School has come along way from what it used to be, I don’t believe schools today educate – they indoctrinate.

Children today are forced to do homework everyday from the age of 4. There homework includes (among other tasks) reading a graded book for 5 minutes everyday. When they get the hang of it, they move up to the next grade – the blue books or the green books. Sounds great doesn’t it?

It isn’t when you put it to practice. My child loves reading – he adores it and doesn’t stop. Only his teacher is constantly saying ‘he should be on the next grade by now’, ‘he’s too slow, he’s not good enough’. This is from the age of 4!! These graded books are boring, they have very few exciting story lines and the illustrations are not much better.

When I was at school we had a little library in every classroom at a variety of difficulty. We were allowed to choose whatever book we wanted to read, whether it was too difficult for us it didn’t matter – the most important thing was that we wanted to read it. If a book captured my imagination I would try my hardest to read it, it would push me ahead without my teacher or my parents having too. Even for those who didn’t like books, there would always be something that captured their imagination. In our school we were even encouraged to read reference books which is no longer encouraged. Children are forced to read novels when many boys (and I don’t mean to be sexist here) are more interested in facts rather than fairy-tales. They like reading about making objects and that would push their readings skills as much as any novel. Of course you may say that the vocabulary is increased with a novel but every reference book has its own vocabulary too – for instance, many words from a book of plants you may never have heard of by only reading novels. Books extend your knowledge and if you have an interest at whatever age, extending that knowledge through reading should only be encouraged, not discouraged.

My childs reading at home no longer counts because he is not reading the ‘graded’ books. My childs reading no longer counts because he’d rather read for an hour at a time, a couple of times a week, rather than 5 minutes every day. My childs reading no longer counts because he prefers to read a wide range of books. My child is deemed as slow due to this. Does this seem logical to you?

One thing I’ve learnt from bringing up children is that they love learning. They can’t get enough of the information. If I child doesn’t like school, the school is failing the child.

When I was tutored at home and at college and I noticed that exams were taught the same way. The teacher knows what the examiner wants, they tell you what the examiner wants. You learn what the examiner whats to hear, tell it to your teacher until you get it right then you take your exam. It’s not really learning. Although you learn the basics you do not learn to think for yourself. Our schools put too much regulation into everything – the children follow a set program and have very little room to think for themselves.

The way we all learn is through solving problems, we should use this to teach children. A good basis of Maths and English should be learnt by each child but after that kids could learn more through giving them problems to solve. For instance learning to read music and play an instrument is a basic skill – this should be the childs foundation. However, this does not make you a good musician – asking the child to write their own song would give them a problem to solve. Asking the child to improvise over a piece of music is another problem they would need to solve. You could give them certain scales to learn and tell them it would help them in their improvisations. Without pushing them, they would push themselves to learn the scales to achieve a good improv. However children are taught scales, many scales, yet they don’t know how to use them once they know them. Scales are an aid, but how can they be useful if you don’t know how to apply them?
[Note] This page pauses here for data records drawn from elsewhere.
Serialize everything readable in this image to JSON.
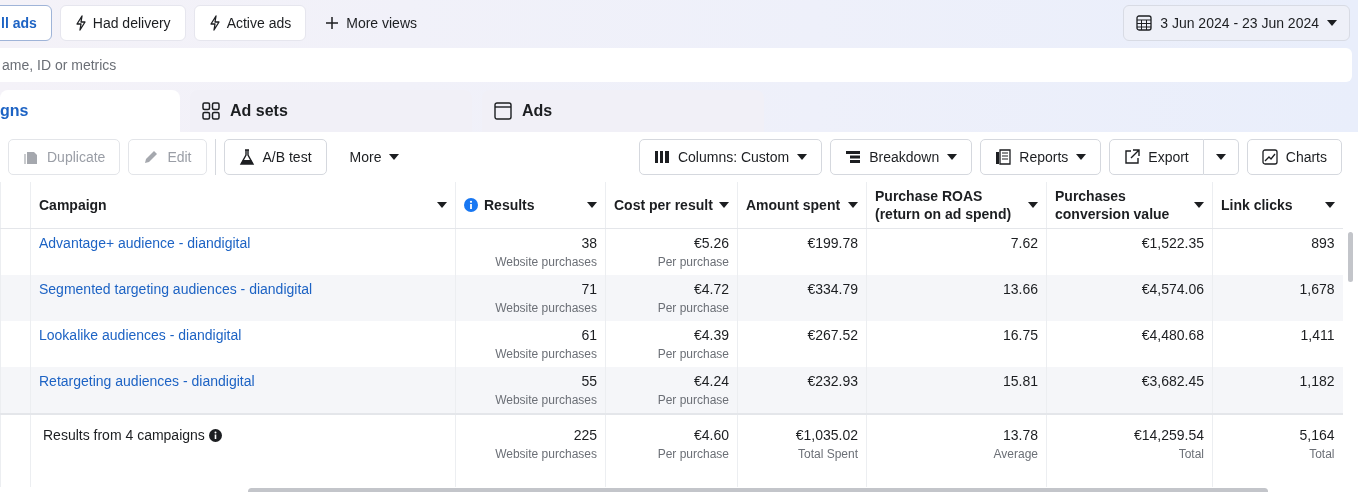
{
  "view_chips": [
    {
      "label": "ll ads",
      "selected": true
    },
    {
      "label": "Had delivery",
      "selected": false
    },
    {
      "label": "Active ads",
      "selected": false
    }
  ],
  "more_views": "More views",
  "date_range": "3 Jun 2024 - 23 Jun 2024",
  "search": {
    "placeholder": "ame, ID or metrics"
  },
  "tabs": [
    {
      "label": "gns",
      "selected": true
    },
    {
      "label": "Ad sets",
      "selected": false
    },
    {
      "label": "Ads",
      "selected": false
    }
  ],
  "toolbar_left": [
    {
      "label": "Duplicate",
      "disabled": true
    },
    {
      "label": "Edit",
      "disabled": true
    },
    {
      "label": "A/B test",
      "disabled": false
    },
    {
      "label": "More",
      "disabled": false
    }
  ],
  "toolbar_right": [
    {
      "label": "Columns: Custom"
    },
    {
      "label": "Breakdown"
    },
    {
      "label": "Reports"
    },
    {
      "label": "Export"
    },
    {
      "label": "Charts"
    }
  ],
  "table": {
    "columns": [
      {
        "label": "Campaign",
        "info": false
      },
      {
        "label": "Results",
        "info": true
      },
      {
        "label": "Cost per result",
        "info": false
      },
      {
        "label": "Amount spent",
        "info": false
      },
      {
        "label": "Purchase ROAS (return on ad spend)",
        "info": false
      },
      {
        "label": "Purchases conversion value",
        "info": false
      },
      {
        "label": "Link clicks",
        "info": false
      }
    ],
    "rows": [
      {
        "cells": [
          {
            "value": "Advantage+ audience - diandigital"
          },
          {
            "value": "38",
            "sub": "Website purchases"
          },
          {
            "value": "€5.26",
            "sub": "Per purchase"
          },
          {
            "value": "€199.78"
          },
          {
            "value": "7.62"
          },
          {
            "value": "€1,522.35"
          },
          {
            "value": "893"
          }
        ]
      },
      {
        "cells": [
          {
            "value": "Segmented targeting audiences - diandigital"
          },
          {
            "value": "71",
            "sub": "Website purchases"
          },
          {
            "value": "€4.72",
            "sub": "Per purchase"
          },
          {
            "value": "€334.79"
          },
          {
            "value": "13.66"
          },
          {
            "value": "€4,574.06"
          },
          {
            "value": "1,678"
          }
        ]
      },
      {
        "cells": [
          {
            "value": "Lookalike audiences - diandigital"
          },
          {
            "value": "61",
            "sub": "Website purchases"
          },
          {
            "value": "€4.39",
            "sub": "Per purchase"
          },
          {
            "value": "€267.52"
          },
          {
            "value": "16.75"
          },
          {
            "value": "€4,480.68"
          },
          {
            "value": "1,411"
          }
        ]
      },
      {
        "cells": [
          {
            "value": "Retargeting audiences - diandigital"
          },
          {
            "value": "55",
            "sub": "Website purchases"
          },
          {
            "value": "€4.24",
            "sub": "Per purchase"
          },
          {
            "value": "€232.93"
          },
          {
            "value": "15.81"
          },
          {
            "value": "€3,682.45"
          },
          {
            "value": "1,182"
          }
        ]
      }
    ],
    "totals": {
      "cells": [
        {
          "value": "Results from 4 campaigns"
        },
        {
          "value": "225",
          "sub": "Website purchases"
        },
        {
          "value": "€4.60",
          "sub": "Per purchase"
        },
        {
          "value": "€1,035.02",
          "sub": "Total Spent"
        },
        {
          "value": "13.78",
          "sub": "Average"
        },
        {
          "value": "€14,259.54",
          "sub": "Total"
        },
        {
          "value": "5,164",
          "sub": "Total"
        }
      ]
    }
  }
}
Times tables are also an aid – we learn them to make problem solving easier, but I don’t recall I single time I used mutiplication to solve a physical problem at school. Schools are filled with problems that the children can help with, for instance if the school needs a new fence the children could solve the problem of how much it will cost and how much wood they would need. They could measure, calculate and report results and many would enjoy it, because they are not only solving physical problems, they are involved in the school and have a sense of responsibility. They are also free to solve the problem in any way they choose with the skills they have been taught. Putting things into practice is the best way to learn and it instills confidence.

It is difficult to do these sorts of projects when a strict curriculum is followed and I applaud any teacher who does keep the kids actively learning, not just sitting in the classroom. Some day nurseries are actually open-air now, keeping the children outside and exploring all day. Many of them are fitter, healthier and learning faster.

The technical names for plants are just names someone else has decided to give them and we are told they are the correct names. Someone who has lived among plants may not know those names, they’ll probably fail the exam, but they know more than anyone who has studied from a book. Books don’t tell you the feel, smell or look of a plant – it can only report back what someone else has experienced it cannot replace experience itself.

And although we try to give children a good start with the wealth of information we already know, essentially children have to discover some of that themselves and surely in discovery they become brighter and confident and the lessons learnt are rarely forgotten.